My last post was about how student workflows and organization occurs in my classroom but probably an even bigger struggle was figuring out my own workflows. It took me a solid 4 years to figure out how to organize myself and I’m sure these systems will continue to change and refine. But the one thing I have found with all organization systems: Less is more.
I pretty much have 2 types of handouts, which I think is the case for most teachers: worksheets and assessments. And I have unique storage systems for each.
The Filing Cabinet: My filing cabinet is pretty much for assessments only. I have a couple of folders for generic forms (KWL charts, goal sheets, etc.) and some district paperwork but the majority is summative assessments. I tried putting everything in here but it just got too messy. Again, less is more. I organized my filing cabined using the templates and directions from this 30 Minute File Cabinet Makeover and I’m in love with the results! It looks great and it’s so easy to find the test or project sheet a student needs because of the big colorful tabs. I color coded the folders: green for generic forms, purple for unit assessments, and blue for district paperwork.
The Binder: All of my day to day worksheets are stored in The Binder. I have a divider for each unit, for which I used the same tabs from the file cabinet makeover. Then I use sheet protectors to hold the daily worksheets and/or quizzes. I have the answer key in the front of the sheet protector, and 5-10 blank copies behind it. The worksheets for each unit are organized chronologically so I just turn the page to get to the next day. Now we have 1:1 iPads, so most of my students just download the worksheet from our LMS and do it in notability, but I always like to have some paper copies for kids with IEPs, tech issues, or who just prefer paper. However, in a non 1:1 classroom this could still work to hold master copies.
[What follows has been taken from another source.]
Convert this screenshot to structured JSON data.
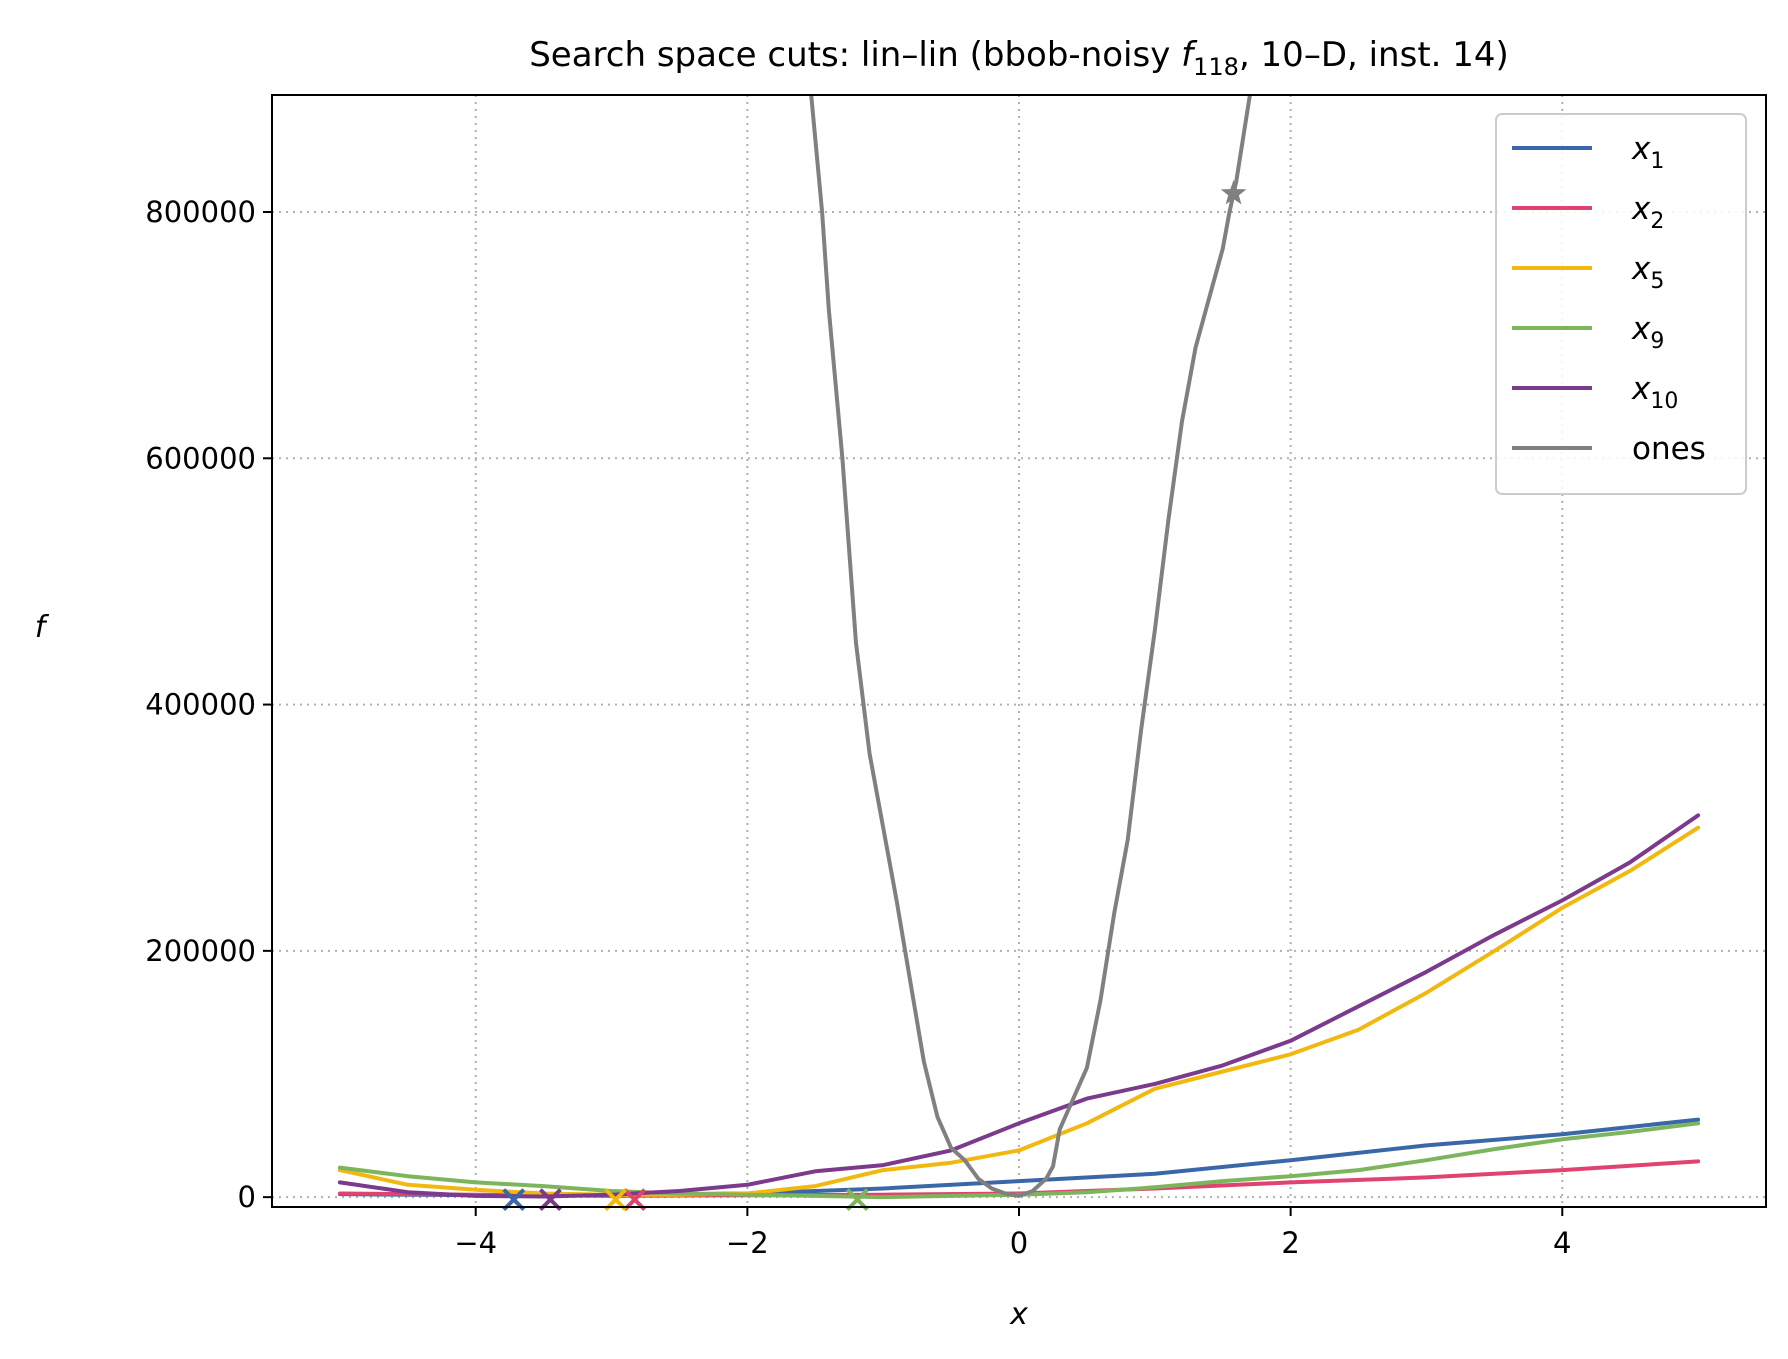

One thing to note: I know a lot of teachers use file cabinets to hold worksheets but that just didn’t work for me. It was too messy and hard to find things. This way each sheet protector is devoted to a single worksheet, and it’s easy to flip through and find what you need.
Papers to Grade and Common Forms
I’ve tried a couple of ways of organizing papers to grade, but I think this file box from Target is my favorite. It’s pretty, sturdy, has a handle so I can easily carry it home, and has plenty of space for papers! I added some colorful tabs to divide periods 1, 2, and 4, and use manila folders within the dividers to hold papers “To Grade” and “To Return” for each period. I also keep a stash of teacher forms in here (time sheets, referrals, grade changes, etc.). I pride myself on having never lost a kid’s paper because I keep everything secure in here unless I’m actively grading it.
Manipulatives and Other Stuff
Card sorts and models from craft supplies are some of my go to teaching tools as a biochemistry teacher and I needed a way to easily store those. Over the years I have collected these file boxes from Ikea, Michaels, and Staples. I make 18 kits of each card sort or model (I have classes of 36 usually so this allows for groups of 2) and put each kit in a ziploc bag or envelope. Then I store the class set in a manila envelope labeled with the name of the manipulative (you can see one hanging out on the bottom shelf in the photo). Then I take all the manipulatives for each unit and put them in a box. I have one box for each unit.
So there you have it! My “less is more” organization system! I’ll write another post on my less is more digital organization later!